Energy education programs

In addition to feature-length documentary films, SEA’s educational outreach includes a multitude of offerings primarily designed for schools and universities. The organization’s website,, features 300 short-form videos that include primers on a vast array of topics such as geothermal and biofuels, oil and gas produced by hydraulic fracturing as well as more in-depth videos on the U.S. natural gas supply and carbon capture sequestration. Tinker said as many as 30,000 educators utilize the site’s content in their classroom lessons.

“They are using these materials to supplement their education,” Tinker said. “We’ve made a place and created a way for people to have conversations about energy that are rigorous but that are safe.”

SEA’s offering is expected to broaden in the coming years to include much more than web-based videos. Beginning in 2020 Tinker said the organization plans to offer a college-level course that includes videos produced in the style of “Switch.”

Tinker said the “Switch” university course’s concept is under development as a video-based energy course for university and upper-level high school students built on the inverted classroom model: Videos and online materials replace most of the lecture and textbook.

“This frees the classroom for professorand student-led, objective, nonpartisan, collaborative problem solving, discussion and activities,” he said. “We’ll be featuring leading energy educators, discussing their areas of expertise and bringing them into the classroom.”

Tinker’s son, Derek, a petroleum engineer, works full time for SEA. Derek has led the redevelopment of the organization’s website, which will feature substantial visual and content design and a more interactive user experience with deep analytics.

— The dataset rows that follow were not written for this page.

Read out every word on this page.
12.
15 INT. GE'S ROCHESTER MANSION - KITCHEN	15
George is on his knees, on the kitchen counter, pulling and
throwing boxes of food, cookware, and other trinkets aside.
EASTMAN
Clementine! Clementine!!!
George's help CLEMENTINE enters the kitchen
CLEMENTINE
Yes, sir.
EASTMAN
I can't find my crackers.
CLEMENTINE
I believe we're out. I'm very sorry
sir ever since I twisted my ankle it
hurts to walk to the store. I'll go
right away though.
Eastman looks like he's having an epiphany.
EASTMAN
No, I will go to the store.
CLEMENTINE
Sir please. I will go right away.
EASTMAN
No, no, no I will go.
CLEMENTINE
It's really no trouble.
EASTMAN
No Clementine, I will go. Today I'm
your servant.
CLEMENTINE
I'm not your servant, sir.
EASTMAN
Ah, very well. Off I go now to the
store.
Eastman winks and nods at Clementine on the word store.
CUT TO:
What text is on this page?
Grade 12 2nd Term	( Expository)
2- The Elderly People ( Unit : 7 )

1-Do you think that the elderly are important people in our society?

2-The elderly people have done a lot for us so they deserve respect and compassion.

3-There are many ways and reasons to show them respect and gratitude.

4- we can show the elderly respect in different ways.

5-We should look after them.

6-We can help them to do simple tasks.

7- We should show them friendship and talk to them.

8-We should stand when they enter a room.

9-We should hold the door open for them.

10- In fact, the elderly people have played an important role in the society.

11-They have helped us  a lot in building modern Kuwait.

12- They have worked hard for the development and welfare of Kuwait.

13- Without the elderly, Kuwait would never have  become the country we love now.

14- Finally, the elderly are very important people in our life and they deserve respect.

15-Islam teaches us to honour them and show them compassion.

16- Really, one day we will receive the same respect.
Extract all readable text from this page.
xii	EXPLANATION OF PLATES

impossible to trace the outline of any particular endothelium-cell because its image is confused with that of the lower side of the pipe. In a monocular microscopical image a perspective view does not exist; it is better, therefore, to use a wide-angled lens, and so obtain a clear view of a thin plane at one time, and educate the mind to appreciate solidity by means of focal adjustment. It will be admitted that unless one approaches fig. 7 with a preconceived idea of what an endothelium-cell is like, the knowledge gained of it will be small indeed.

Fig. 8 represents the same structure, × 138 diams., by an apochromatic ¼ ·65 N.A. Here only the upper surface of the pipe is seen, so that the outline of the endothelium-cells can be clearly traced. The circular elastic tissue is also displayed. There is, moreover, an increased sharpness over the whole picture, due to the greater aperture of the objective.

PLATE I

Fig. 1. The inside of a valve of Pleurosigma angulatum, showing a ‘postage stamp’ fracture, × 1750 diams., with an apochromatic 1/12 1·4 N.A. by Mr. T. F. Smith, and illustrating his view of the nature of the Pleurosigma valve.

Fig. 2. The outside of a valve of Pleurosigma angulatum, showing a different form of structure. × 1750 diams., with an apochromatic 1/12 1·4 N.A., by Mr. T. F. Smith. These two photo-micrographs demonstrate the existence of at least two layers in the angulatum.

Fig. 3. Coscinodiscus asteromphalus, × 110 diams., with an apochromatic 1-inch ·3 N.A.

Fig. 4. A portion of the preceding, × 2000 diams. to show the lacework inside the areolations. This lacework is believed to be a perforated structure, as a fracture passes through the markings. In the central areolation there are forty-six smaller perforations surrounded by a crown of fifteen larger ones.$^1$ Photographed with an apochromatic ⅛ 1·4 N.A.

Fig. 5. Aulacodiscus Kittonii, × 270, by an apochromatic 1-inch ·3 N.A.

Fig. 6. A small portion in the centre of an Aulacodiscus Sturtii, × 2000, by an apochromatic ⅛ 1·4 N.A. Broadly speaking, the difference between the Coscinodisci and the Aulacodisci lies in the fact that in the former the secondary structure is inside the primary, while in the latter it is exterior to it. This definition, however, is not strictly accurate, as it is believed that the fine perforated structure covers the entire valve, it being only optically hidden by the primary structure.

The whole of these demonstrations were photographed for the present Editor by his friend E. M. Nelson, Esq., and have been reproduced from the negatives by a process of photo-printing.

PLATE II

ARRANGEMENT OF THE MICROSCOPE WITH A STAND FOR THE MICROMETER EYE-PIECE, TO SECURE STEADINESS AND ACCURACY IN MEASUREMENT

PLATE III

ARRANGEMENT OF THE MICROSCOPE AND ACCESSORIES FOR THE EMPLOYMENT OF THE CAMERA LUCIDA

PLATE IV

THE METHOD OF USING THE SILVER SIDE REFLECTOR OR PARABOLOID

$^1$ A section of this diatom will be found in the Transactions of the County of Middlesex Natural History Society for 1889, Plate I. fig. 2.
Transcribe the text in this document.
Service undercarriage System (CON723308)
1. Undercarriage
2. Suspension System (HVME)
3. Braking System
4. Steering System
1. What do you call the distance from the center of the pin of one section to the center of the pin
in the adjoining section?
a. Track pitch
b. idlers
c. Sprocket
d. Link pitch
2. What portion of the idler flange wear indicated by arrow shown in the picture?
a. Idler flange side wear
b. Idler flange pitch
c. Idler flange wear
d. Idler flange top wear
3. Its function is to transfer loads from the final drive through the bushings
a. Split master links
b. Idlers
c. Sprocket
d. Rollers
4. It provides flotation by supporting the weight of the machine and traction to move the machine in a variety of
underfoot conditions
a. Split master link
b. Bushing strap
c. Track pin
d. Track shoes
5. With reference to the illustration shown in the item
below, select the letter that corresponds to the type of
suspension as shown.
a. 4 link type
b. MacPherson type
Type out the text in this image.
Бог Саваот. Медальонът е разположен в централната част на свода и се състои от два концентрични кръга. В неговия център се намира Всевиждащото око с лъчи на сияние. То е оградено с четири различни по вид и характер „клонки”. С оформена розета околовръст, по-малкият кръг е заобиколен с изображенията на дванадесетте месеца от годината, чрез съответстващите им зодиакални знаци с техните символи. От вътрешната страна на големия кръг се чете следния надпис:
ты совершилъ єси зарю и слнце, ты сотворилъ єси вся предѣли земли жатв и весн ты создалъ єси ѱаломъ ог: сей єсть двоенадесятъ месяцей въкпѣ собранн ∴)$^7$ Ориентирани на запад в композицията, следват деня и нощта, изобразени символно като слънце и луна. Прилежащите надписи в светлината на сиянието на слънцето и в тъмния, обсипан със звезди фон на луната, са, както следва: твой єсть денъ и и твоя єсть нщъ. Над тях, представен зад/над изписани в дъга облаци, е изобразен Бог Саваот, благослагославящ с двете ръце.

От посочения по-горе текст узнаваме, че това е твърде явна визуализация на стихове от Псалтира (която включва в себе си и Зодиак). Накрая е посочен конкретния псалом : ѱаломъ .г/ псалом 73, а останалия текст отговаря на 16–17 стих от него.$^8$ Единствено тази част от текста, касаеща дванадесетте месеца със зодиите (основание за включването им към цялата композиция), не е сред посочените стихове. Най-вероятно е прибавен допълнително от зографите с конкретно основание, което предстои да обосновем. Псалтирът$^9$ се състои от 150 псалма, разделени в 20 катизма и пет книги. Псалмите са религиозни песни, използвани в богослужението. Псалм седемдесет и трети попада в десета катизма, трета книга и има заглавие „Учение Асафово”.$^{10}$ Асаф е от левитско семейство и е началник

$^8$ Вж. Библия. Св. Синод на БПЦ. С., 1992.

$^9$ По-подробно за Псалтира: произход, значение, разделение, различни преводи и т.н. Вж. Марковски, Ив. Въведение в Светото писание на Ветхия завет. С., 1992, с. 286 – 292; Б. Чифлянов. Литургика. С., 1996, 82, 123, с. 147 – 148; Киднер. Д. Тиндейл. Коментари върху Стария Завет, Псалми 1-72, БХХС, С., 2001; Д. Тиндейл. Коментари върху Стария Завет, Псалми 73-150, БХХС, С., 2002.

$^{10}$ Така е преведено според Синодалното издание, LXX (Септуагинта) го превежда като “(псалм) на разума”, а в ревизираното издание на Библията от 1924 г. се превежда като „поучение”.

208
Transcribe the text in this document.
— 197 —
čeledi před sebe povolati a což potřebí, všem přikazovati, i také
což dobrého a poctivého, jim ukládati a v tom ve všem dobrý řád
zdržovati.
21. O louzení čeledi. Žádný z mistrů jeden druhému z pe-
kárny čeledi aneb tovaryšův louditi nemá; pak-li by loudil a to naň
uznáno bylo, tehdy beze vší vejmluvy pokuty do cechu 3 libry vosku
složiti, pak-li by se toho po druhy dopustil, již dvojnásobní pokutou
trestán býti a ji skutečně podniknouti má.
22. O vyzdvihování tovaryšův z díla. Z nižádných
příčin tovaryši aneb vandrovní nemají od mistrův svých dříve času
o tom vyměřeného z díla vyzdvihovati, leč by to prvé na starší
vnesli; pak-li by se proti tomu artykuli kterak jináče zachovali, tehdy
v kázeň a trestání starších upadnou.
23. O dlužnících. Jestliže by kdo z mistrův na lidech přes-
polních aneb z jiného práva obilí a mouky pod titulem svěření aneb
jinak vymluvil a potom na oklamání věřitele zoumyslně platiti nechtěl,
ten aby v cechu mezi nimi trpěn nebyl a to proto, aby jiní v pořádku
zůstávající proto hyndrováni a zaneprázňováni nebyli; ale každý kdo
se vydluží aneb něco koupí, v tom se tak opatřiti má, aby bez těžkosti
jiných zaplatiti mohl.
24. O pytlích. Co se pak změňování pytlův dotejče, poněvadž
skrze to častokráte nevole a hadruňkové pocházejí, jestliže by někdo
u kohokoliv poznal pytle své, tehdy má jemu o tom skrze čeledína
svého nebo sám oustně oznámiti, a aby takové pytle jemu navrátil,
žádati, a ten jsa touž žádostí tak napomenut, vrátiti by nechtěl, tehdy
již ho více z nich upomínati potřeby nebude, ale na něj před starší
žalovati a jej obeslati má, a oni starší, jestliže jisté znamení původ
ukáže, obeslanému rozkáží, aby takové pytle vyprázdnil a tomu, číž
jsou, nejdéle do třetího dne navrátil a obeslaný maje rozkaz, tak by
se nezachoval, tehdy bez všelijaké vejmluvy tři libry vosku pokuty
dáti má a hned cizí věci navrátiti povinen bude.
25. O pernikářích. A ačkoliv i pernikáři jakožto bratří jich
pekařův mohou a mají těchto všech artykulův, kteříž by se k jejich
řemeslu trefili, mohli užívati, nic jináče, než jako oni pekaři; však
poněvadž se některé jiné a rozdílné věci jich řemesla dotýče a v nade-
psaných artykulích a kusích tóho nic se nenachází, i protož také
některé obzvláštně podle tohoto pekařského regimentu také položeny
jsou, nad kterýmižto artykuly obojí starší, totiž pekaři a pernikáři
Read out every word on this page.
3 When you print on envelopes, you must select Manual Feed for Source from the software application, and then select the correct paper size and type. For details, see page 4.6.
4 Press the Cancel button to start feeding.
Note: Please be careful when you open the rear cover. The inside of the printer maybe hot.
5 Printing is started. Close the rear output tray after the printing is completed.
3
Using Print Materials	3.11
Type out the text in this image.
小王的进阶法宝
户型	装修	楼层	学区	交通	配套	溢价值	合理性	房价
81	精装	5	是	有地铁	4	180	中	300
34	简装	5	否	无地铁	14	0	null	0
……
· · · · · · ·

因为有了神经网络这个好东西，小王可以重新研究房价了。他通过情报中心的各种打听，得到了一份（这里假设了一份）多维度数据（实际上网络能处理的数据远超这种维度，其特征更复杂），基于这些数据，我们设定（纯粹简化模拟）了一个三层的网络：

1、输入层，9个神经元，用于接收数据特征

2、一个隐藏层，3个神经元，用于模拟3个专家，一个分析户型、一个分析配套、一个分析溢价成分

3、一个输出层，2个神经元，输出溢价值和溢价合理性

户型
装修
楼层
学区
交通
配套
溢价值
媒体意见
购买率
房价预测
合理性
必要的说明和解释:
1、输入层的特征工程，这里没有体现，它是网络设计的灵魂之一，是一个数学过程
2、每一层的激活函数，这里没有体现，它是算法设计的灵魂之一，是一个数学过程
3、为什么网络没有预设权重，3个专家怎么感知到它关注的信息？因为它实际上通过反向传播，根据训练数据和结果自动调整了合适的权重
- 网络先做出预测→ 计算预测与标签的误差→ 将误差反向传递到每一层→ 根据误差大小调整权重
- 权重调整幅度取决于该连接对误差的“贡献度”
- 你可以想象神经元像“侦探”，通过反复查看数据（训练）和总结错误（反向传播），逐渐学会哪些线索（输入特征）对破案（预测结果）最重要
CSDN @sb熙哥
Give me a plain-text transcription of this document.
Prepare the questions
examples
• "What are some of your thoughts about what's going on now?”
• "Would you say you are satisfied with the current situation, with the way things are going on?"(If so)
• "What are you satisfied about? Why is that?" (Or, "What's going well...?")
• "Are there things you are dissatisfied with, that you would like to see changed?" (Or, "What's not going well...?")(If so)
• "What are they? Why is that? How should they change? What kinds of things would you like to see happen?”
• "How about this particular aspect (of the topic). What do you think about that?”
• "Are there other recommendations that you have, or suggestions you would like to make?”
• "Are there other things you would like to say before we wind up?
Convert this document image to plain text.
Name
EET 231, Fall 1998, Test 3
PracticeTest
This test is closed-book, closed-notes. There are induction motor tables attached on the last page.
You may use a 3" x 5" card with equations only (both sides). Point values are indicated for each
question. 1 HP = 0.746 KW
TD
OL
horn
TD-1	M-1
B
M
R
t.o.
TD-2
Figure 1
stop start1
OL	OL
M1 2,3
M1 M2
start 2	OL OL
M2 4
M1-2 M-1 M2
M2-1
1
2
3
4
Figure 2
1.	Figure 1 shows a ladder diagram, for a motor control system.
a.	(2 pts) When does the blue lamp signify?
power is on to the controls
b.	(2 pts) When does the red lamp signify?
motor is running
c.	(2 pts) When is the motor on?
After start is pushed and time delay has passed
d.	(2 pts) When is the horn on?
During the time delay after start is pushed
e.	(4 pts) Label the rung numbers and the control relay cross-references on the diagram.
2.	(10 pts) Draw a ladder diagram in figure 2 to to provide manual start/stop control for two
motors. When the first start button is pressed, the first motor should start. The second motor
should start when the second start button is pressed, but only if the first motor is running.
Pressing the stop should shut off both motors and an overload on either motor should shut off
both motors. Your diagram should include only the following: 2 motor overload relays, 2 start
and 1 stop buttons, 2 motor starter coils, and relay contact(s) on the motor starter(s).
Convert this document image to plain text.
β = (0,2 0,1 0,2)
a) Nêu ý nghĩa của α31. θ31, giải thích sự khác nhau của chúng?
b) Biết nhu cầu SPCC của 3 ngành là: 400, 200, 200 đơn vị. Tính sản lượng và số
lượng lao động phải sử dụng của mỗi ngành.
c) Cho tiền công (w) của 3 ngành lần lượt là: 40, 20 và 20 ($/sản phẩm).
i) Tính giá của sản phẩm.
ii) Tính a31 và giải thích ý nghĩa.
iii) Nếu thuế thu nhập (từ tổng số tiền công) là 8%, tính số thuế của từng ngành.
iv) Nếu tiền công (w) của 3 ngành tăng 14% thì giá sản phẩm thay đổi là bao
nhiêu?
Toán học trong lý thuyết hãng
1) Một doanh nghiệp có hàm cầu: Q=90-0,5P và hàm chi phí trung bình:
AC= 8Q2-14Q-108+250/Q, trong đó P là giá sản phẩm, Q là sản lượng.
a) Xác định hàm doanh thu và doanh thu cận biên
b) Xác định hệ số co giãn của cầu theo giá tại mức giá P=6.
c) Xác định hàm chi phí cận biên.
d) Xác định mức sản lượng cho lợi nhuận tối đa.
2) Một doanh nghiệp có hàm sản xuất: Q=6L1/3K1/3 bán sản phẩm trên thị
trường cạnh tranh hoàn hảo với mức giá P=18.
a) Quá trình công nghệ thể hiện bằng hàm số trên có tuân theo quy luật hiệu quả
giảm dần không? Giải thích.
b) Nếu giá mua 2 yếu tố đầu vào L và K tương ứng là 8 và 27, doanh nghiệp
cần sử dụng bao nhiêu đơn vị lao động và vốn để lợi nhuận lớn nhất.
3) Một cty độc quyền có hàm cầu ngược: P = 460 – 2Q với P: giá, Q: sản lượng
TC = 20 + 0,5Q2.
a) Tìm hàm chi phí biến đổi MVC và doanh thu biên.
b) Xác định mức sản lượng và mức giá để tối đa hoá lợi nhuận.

The site will feature “Learn,” a guided online video-based energy education program that Tinker said is designed to track the user’s progress and compare it against other worldwide users, show user interests and even biases toward a particular energy source.

Also under development are efforts to create Switch Energy Clubs at high school and college campuses. Tinker said SEA would feed information to such clubs, which he said do not necessarily have to be named Switch, to facilitate conversations and education around global energy.

According to SEA, the goal of the energy clubs is to build an alliance of student leaders who understand the societal importance of energy and emotional issues impacting public discussion. Club activities could include public outreach, meetings and speakers, field trips and tours and industry roundtable events.

“If a campus doesn’t have an energy club—and many do not—we’d like to help them start one with access to people and lecturers and maybe a little funding,” Tinker said. “Students can start to have these conversations that are difficult but inclusive.”

Those interested in engaging with SEA can visit the organization’s website, sign up for digital newsletters and offer contributions. Tinker said all of SEA’s information is provided free on its website.

“Our goal is to provide a way for people to have these conversations that are professional and respectful and civil,” he said. “We are trying to inspire an energy-educated future.”